I can feel out that person pretty good on what would offend them, but I’m not sure…what — what the question even means.

Only someone in a position of power could attempt to justify derogatory jokes or comments by claiming they affect them just like everyone else (she mentions “straights” and “rednecks” twice, though I’m only assuming that she would put herself in that latter “category.”) Those sorts of jokes don’t typically bother white people, seem completely harmless, because the vast majority of white people in this country have never been on the receiving end of systemic oppression, negative racial profiling, etc. that these sorts of jokes and comments tend to highlight. That is, white people have a particular unspoken privilege that allows people like Paula Deen to wrestle with the ethics of telling off color jokes or to fantasize about slave-staffed dinner parties or to justify using the “N-word” under certain circumstances, which white people dictate.

And I’m not going to insult the intelligence of Deen or any other older white Southerner by saying, “Well, they grew up in a different era, so I’ll forgive the fact that they’re a little racist.” They live in this era, and I know that there are plenty of older white folks who grew up in the South who are totally outraged by Deen and her comments. They’re just not excusable, and they confront us directly with the reality of white privilege in this country.

**Addendum: 6.25.2013**

I don’t like editing posts since I think blogs should be a crystalization of the writer’s thoughts at a given time, but through a conversation with someone about this issue, I thought it really important to add a note about the public outrage, Food Network’s firing, and the buzz that others who have contracts with Deen are considering breaking ties. I think I made it sound like that since everyone is more or less onboard with her comments being racist, the outrage alone is justified. However, I should mention that this public “execution” of Deen is really nothing more than a pseudo-action which allows the white public and Food Network, et. al. to disavow their own secret racist attitudes.

That isn’t a conspiracy theory.

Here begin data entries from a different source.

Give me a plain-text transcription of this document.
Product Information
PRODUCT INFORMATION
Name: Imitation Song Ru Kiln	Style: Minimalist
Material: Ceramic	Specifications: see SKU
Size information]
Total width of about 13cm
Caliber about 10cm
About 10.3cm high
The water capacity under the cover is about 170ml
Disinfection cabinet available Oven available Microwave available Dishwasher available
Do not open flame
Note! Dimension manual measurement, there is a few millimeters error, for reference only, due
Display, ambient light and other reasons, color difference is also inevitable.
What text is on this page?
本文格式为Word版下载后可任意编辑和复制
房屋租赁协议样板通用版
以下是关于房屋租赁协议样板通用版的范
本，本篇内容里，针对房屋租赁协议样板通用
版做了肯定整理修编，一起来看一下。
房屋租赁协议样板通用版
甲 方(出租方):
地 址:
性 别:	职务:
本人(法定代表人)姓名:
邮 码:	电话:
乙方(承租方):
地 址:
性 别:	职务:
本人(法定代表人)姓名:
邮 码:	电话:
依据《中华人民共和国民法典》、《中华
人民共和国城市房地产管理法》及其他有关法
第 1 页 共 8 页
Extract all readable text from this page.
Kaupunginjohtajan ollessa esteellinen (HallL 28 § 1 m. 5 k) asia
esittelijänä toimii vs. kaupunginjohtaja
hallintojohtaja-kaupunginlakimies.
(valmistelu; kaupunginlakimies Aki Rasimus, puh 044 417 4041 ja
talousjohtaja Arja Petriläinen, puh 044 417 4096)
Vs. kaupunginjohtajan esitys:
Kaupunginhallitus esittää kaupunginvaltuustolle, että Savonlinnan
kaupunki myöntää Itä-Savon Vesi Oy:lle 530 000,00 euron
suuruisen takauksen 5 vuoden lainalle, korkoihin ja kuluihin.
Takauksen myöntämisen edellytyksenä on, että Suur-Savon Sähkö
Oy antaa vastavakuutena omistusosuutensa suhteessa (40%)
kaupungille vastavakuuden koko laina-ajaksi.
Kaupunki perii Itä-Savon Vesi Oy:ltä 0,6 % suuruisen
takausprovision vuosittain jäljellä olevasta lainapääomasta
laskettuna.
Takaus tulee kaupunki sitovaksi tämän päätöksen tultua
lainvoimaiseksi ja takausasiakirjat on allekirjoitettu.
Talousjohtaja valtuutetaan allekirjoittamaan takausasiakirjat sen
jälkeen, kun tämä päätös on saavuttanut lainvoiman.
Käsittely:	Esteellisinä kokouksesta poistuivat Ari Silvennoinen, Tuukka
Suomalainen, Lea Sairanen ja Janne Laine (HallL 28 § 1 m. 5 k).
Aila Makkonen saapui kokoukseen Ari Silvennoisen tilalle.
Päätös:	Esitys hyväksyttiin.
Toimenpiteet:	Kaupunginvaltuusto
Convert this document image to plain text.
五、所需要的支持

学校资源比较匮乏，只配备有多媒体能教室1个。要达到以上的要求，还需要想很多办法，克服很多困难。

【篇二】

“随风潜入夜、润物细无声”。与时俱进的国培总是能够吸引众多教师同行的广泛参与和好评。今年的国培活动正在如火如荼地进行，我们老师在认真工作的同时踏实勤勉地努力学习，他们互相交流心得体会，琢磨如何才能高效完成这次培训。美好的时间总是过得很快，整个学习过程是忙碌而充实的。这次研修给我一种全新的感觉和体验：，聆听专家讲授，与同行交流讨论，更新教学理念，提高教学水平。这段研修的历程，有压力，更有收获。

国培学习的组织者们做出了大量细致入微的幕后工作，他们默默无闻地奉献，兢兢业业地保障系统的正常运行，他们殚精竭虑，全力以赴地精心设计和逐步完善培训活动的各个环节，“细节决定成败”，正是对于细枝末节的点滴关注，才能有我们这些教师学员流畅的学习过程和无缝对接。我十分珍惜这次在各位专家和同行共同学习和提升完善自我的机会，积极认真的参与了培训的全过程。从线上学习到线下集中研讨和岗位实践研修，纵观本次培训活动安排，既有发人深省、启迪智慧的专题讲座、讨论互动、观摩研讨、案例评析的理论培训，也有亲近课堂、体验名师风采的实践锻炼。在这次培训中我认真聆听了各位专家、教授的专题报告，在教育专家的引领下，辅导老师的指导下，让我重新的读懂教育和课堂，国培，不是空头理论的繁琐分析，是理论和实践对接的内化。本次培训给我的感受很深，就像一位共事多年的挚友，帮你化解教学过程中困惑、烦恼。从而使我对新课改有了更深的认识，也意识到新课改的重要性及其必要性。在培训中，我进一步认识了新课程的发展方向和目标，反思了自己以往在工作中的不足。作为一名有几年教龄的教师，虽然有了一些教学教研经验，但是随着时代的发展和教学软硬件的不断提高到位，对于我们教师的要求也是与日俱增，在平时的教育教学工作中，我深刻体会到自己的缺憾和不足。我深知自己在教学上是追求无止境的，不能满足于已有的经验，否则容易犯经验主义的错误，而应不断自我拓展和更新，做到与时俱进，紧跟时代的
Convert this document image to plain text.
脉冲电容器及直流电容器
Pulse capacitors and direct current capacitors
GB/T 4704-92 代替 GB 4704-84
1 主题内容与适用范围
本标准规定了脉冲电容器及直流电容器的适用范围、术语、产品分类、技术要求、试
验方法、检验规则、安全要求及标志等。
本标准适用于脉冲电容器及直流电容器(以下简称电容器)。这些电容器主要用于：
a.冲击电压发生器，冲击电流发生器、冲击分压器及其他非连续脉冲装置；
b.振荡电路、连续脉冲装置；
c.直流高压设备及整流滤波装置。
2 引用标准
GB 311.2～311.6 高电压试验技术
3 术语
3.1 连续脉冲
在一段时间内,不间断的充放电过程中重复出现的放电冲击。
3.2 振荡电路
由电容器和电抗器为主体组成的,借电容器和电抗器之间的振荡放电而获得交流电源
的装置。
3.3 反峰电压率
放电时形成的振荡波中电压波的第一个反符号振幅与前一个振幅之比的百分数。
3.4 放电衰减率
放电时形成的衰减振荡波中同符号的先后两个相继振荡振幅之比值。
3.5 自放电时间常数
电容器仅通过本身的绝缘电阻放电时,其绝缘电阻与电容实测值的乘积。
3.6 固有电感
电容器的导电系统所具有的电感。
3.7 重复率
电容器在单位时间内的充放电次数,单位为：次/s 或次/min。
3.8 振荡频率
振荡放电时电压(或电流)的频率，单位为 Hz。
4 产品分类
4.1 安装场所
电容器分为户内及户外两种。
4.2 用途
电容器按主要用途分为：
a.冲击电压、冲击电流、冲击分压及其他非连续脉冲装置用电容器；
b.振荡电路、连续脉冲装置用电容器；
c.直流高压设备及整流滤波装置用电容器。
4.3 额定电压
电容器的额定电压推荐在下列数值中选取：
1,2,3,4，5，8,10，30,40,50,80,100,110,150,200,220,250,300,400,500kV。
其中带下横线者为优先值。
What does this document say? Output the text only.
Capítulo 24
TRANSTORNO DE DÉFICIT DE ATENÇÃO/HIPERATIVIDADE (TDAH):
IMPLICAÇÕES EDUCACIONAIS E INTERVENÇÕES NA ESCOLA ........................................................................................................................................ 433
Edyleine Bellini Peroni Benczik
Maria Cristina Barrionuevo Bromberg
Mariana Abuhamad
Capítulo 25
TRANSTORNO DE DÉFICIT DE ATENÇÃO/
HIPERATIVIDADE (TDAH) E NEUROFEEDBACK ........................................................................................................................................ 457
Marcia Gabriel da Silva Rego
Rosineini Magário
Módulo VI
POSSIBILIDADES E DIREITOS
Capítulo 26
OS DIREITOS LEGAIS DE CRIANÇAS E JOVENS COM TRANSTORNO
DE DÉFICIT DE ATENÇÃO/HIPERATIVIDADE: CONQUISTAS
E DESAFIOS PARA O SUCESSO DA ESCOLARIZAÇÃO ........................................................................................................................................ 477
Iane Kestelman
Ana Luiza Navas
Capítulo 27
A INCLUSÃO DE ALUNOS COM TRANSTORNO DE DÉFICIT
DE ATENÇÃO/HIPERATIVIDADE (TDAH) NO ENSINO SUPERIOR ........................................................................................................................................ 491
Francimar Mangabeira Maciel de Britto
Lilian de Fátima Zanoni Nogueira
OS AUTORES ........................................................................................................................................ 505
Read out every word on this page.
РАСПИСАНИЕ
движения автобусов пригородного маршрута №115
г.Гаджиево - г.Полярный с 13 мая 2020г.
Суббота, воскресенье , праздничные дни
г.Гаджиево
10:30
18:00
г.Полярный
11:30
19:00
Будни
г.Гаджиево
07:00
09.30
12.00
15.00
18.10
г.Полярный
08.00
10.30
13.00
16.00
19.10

In psychoanalysis, this is called fetish disavowal (see Lacan and Zizek.) People hold all sorts of “closeted” negative attitudes or secret desires–that shouldn’t be a revelation. Casual racism among white folks is probably one of the most pervasive in our country. It goes as an unwritten rule that you don’t name that racism explicitly (i.e. you don’t talk in public about black children tap dancing for your entertainment, whether seriously or in jest.) As soon as it is named, people are confronted with their own similar attitudes and are forced to condemn and condemn strongly. Plausible deniability is impossible once the unwritten rule is named. This is what I meant by the last sentence of the original post.

So the outrage allows us to demonstrate that it’s not us but someone else, while still maintaining the casual racism we want to continue participating in (i.e. enjoying shows like Game of Thrones or Madmen, telling jokes, etc.) It’s uncomfortable to think that some of the things we enjoy are actually part of the problem, and scapegoating Deen helps us cope with that instead of using the situation as an opportunity to exercise our own racist demons.